Temperature and humidity can be varied so the rusting time can vary greatly. I usually run mine at 90 F with 60% humidity.   Winchester was running their humidity box up to 150 F with 95% humidity with rusting cycles from 7 to 15 minutes. Parts have to be watched.

A humidity box can be made of plywood. Heat the box with a heat lamp. Humidity can be added by hanging a wet cloth in the box. The box should have a very small fan to keep the air moving which keeps the temperature and humidity consistent throughout the box. A temperature and humidity gauge can be mounted to the box. A window is very helpful so you can see the rust forming. When the parts are covered with brown rust they are ready to be boiled in order to convert the rust to black oxide or Fe3O4. Remember to let parts heat up to temperature before adding the humidity.

If you don’t have a boiling tank and are only going to do a few guns you can buy a piece of PVC pipe, glue a cap on one end, hang your barrel in the pipe and fill the pipe with boiling water each cycle.

Parts can be strung on a wire for boiling but don’t wire brush the parts with the wire attached. I almost lost an eye when the wire brush grabbed the string of parts.

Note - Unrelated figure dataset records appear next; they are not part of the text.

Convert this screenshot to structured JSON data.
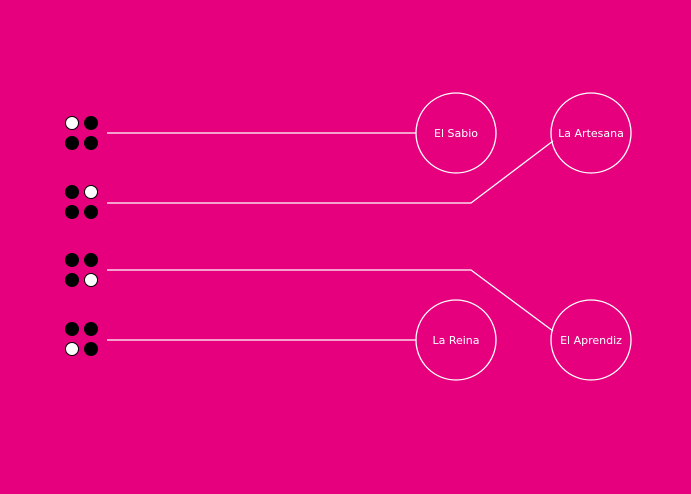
{
  "colors": {
    "background": "#E6007E",
    "line": "#ffffff",
    "dot_filled": "#000000",
    "dot_empty": "#ffffff"
  },
  "rows": [
    {
      "pattern": [
        0,
        1,
        1,
        1
      ],
      "target": "El Sabio"
    },
    {
      "pattern": [
        1,
        0,
        1,
        1
      ],
      "target": "La Artesana"
    },
    {
      "pattern": [
        1,
        1,
        1,
        0
      ],
      "target": "El Aprendiz"
    },
    {
      "pattern": [
        1,
        1,
        0,
        1
      ],
      "target": "La Reina"
    }
  ],
  "nodes": [
    {
      "id": "el-sabio",
      "label": "El Sabio"
    },
    {
      "id": "la-artesana",
      "label": "La Artesana"
    },
    {
      "id": "la-reina",
      "label": "La Reina"
    },
    {
      "id": "el-aprendiz",
      "label": "El Aprendiz"
    }
  ]
}
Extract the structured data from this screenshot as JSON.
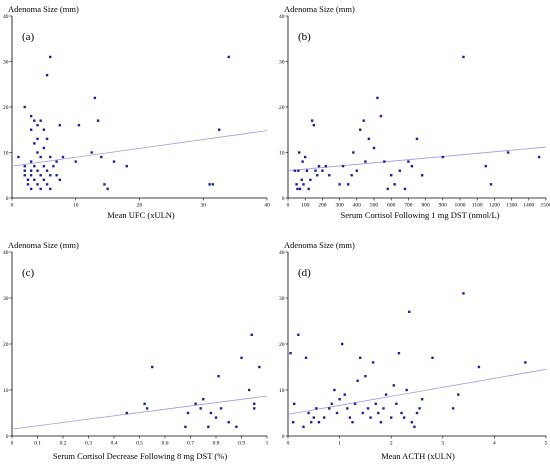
{
  "chart_data": [
    {
      "type": "scatter",
      "panel_label": "(a)",
      "xlabel": "Mean UFC (xULN)",
      "ylabel": "Adenoma Size (mm)",
      "xlim": [
        0,
        40
      ],
      "ylim": [
        0,
        40
      ],
      "xticks": [
        0,
        10,
        20,
        30,
        40
      ],
      "yticks": [
        0,
        10,
        20,
        30,
        40
      ],
      "trend": [
        [
          0,
          7
        ],
        [
          40,
          14.8
        ]
      ],
      "points": [
        [
          1,
          9
        ],
        [
          2,
          20
        ],
        [
          2,
          7
        ],
        [
          2,
          6
        ],
        [
          2,
          5
        ],
        [
          2.5,
          4
        ],
        [
          2.5,
          3
        ],
        [
          3,
          18
        ],
        [
          3,
          15
        ],
        [
          3,
          8
        ],
        [
          3,
          6
        ],
        [
          3,
          5
        ],
        [
          3,
          2
        ],
        [
          3.5,
          17
        ],
        [
          3.5,
          12
        ],
        [
          3.5,
          7
        ],
        [
          3.5,
          4
        ],
        [
          4,
          16
        ],
        [
          4,
          13
        ],
        [
          4,
          10
        ],
        [
          4,
          6
        ],
        [
          4,
          3
        ],
        [
          4.5,
          17
        ],
        [
          4.5,
          9
        ],
        [
          4.5,
          5
        ],
        [
          4.5,
          2
        ],
        [
          5,
          15
        ],
        [
          5,
          11
        ],
        [
          5,
          7
        ],
        [
          5,
          4
        ],
        [
          5.5,
          27
        ],
        [
          5.5,
          13
        ],
        [
          5.5,
          6
        ],
        [
          5.5,
          3
        ],
        [
          6,
          31
        ],
        [
          6,
          9
        ],
        [
          6,
          5
        ],
        [
          6,
          2
        ],
        [
          6.5,
          7
        ],
        [
          7,
          8
        ],
        [
          7,
          5
        ],
        [
          7.5,
          16
        ],
        [
          7.5,
          4
        ],
        [
          8,
          9
        ],
        [
          10,
          8
        ],
        [
          10.5,
          16
        ],
        [
          12.5,
          10
        ],
        [
          13,
          22
        ],
        [
          13.5,
          17
        ],
        [
          14,
          9
        ],
        [
          14.5,
          3
        ],
        [
          15,
          2
        ],
        [
          16,
          8
        ],
        [
          18,
          7
        ],
        [
          31,
          3
        ],
        [
          31.5,
          3
        ],
        [
          32.5,
          15
        ],
        [
          34,
          31
        ]
      ]
    },
    {
      "type": "scatter",
      "panel_label": "(b)",
      "xlabel": "Serum Cortisol Following 1 mg DST (nmol/L)",
      "ylabel": "Adenoma Size (mm)",
      "xlim": [
        0,
        1500
      ],
      "ylim": [
        0,
        40
      ],
      "xticks": [
        0,
        100,
        200,
        300,
        400,
        500,
        600,
        700,
        800,
        900,
        1000,
        1100,
        1200,
        1300,
        1400,
        1500
      ],
      "yticks": [
        0,
        10,
        20,
        30,
        40
      ],
      "trend": [
        [
          0,
          6
        ],
        [
          1500,
          11.2
        ]
      ],
      "points": [
        [
          40,
          6
        ],
        [
          50,
          3
        ],
        [
          55,
          2
        ],
        [
          60,
          6
        ],
        [
          65,
          10
        ],
        [
          70,
          2
        ],
        [
          80,
          4
        ],
        [
          85,
          8
        ],
        [
          90,
          3
        ],
        [
          100,
          9
        ],
        [
          110,
          6
        ],
        [
          120,
          2
        ],
        [
          130,
          4
        ],
        [
          140,
          17
        ],
        [
          150,
          16
        ],
        [
          160,
          6
        ],
        [
          170,
          5
        ],
        [
          180,
          7
        ],
        [
          200,
          6
        ],
        [
          220,
          7
        ],
        [
          240,
          5
        ],
        [
          300,
          3
        ],
        [
          320,
          7
        ],
        [
          350,
          3
        ],
        [
          370,
          5
        ],
        [
          380,
          10
        ],
        [
          400,
          6
        ],
        [
          420,
          15
        ],
        [
          440,
          17
        ],
        [
          450,
          8
        ],
        [
          470,
          13
        ],
        [
          500,
          11
        ],
        [
          520,
          22
        ],
        [
          540,
          18
        ],
        [
          560,
          8
        ],
        [
          580,
          2
        ],
        [
          600,
          5
        ],
        [
          620,
          3
        ],
        [
          650,
          6
        ],
        [
          680,
          2
        ],
        [
          700,
          8
        ],
        [
          720,
          7
        ],
        [
          750,
          13
        ],
        [
          780,
          5
        ],
        [
          900,
          9
        ],
        [
          1020,
          31
        ],
        [
          1150,
          7
        ],
        [
          1180,
          3
        ],
        [
          1280,
          10
        ],
        [
          1460,
          9
        ]
      ]
    },
    {
      "type": "scatter",
      "panel_label": "(c)",
      "xlabel": "Serum Cortisol Decrease Following 8 mg DST (%)",
      "ylabel": "Adenoma Size (mm)",
      "xlim": [
        0,
        1
      ],
      "ylim": [
        0,
        40
      ],
      "xticks": [
        0,
        0.1,
        0.2,
        0.3,
        0.4,
        0.5,
        0.6,
        0.7,
        0.8,
        0.9,
        1
      ],
      "yticks": [
        0,
        10,
        20,
        30,
        40
      ],
      "trend": [
        [
          0,
          1.5
        ],
        [
          1,
          8.7
        ]
      ],
      "points": [
        [
          0.45,
          5
        ],
        [
          0.52,
          7
        ],
        [
          0.53,
          6
        ],
        [
          0.55,
          15
        ],
        [
          0.68,
          2
        ],
        [
          0.69,
          5
        ],
        [
          0.72,
          7
        ],
        [
          0.74,
          6
        ],
        [
          0.75,
          8
        ],
        [
          0.77,
          2
        ],
        [
          0.78,
          5
        ],
        [
          0.8,
          4
        ],
        [
          0.81,
          13
        ],
        [
          0.82,
          6
        ],
        [
          0.85,
          3
        ],
        [
          0.88,
          2
        ],
        [
          0.9,
          17
        ],
        [
          0.93,
          10
        ],
        [
          0.94,
          22
        ],
        [
          0.95,
          7
        ],
        [
          0.95,
          6
        ],
        [
          0.97,
          15
        ]
      ]
    },
    {
      "type": "scatter",
      "panel_label": "(d)",
      "xlabel": "Mean ACTH (xULN)",
      "ylabel": "Adenoma Size (mm)",
      "xlim": [
        0,
        5
      ],
      "ylim": [
        0,
        40
      ],
      "xticks": [
        0,
        1,
        2,
        3,
        4,
        5
      ],
      "yticks": [
        0,
        10,
        20,
        30,
        40
      ],
      "trend": [
        [
          0,
          4.7
        ],
        [
          5,
          14.5
        ]
      ],
      "points": [
        [
          0.05,
          18
        ],
        [
          0.1,
          3
        ],
        [
          0.12,
          7
        ],
        [
          0.2,
          22
        ],
        [
          0.3,
          2
        ],
        [
          0.35,
          17
        ],
        [
          0.4,
          5
        ],
        [
          0.45,
          3
        ],
        [
          0.5,
          4
        ],
        [
          0.55,
          6
        ],
        [
          0.6,
          3
        ],
        [
          0.7,
          4
        ],
        [
          0.8,
          6
        ],
        [
          0.85,
          7
        ],
        [
          0.9,
          10
        ],
        [
          0.95,
          5
        ],
        [
          1,
          8
        ],
        [
          1.05,
          20
        ],
        [
          1.1,
          9
        ],
        [
          1.15,
          6
        ],
        [
          1.2,
          4
        ],
        [
          1.25,
          3
        ],
        [
          1.3,
          7
        ],
        [
          1.35,
          12
        ],
        [
          1.4,
          17
        ],
        [
          1.45,
          5
        ],
        [
          1.5,
          13
        ],
        [
          1.55,
          6
        ],
        [
          1.6,
          4
        ],
        [
          1.65,
          16
        ],
        [
          1.7,
          7
        ],
        [
          1.75,
          5
        ],
        [
          1.8,
          3
        ],
        [
          1.85,
          6
        ],
        [
          1.9,
          9
        ],
        [
          2,
          4
        ],
        [
          2.05,
          11
        ],
        [
          2.1,
          7
        ],
        [
          2.15,
          18
        ],
        [
          2.2,
          5
        ],
        [
          2.25,
          4
        ],
        [
          2.3,
          10
        ],
        [
          2.35,
          27
        ],
        [
          2.4,
          3
        ],
        [
          2.45,
          2
        ],
        [
          2.5,
          5
        ],
        [
          2.55,
          6
        ],
        [
          2.8,
          17
        ],
        [
          3.2,
          6
        ],
        [
          3.3,
          9
        ],
        [
          3.4,
          31
        ],
        [
          3.7,
          15
        ],
        [
          4.6,
          16
        ],
        [
          2.6,
          8
        ]
      ]
    }
  ]
}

After initial cleaning, a light scrub down with a 3M Scotchbrite pad while in the water rinse is often helpful to insure that all cleaner residue is removed.

Sometimes carding with steel wool and water can blend a streak in the blued finish.

Rust bluing can be lightly buffed with a loose muslin wheel and a compound used for mirror finishing. This adds a little sheen to the finish. This operation can be done just before applying grease or oil to the finished parts.

Slow Rust #3 solution can be diluted up to 50% by adding distilled water. The purpose is to tone down the strength for certain steels or when trying to achieve a finer grain finish. I would only recommend diluting the solution to experienced finishers.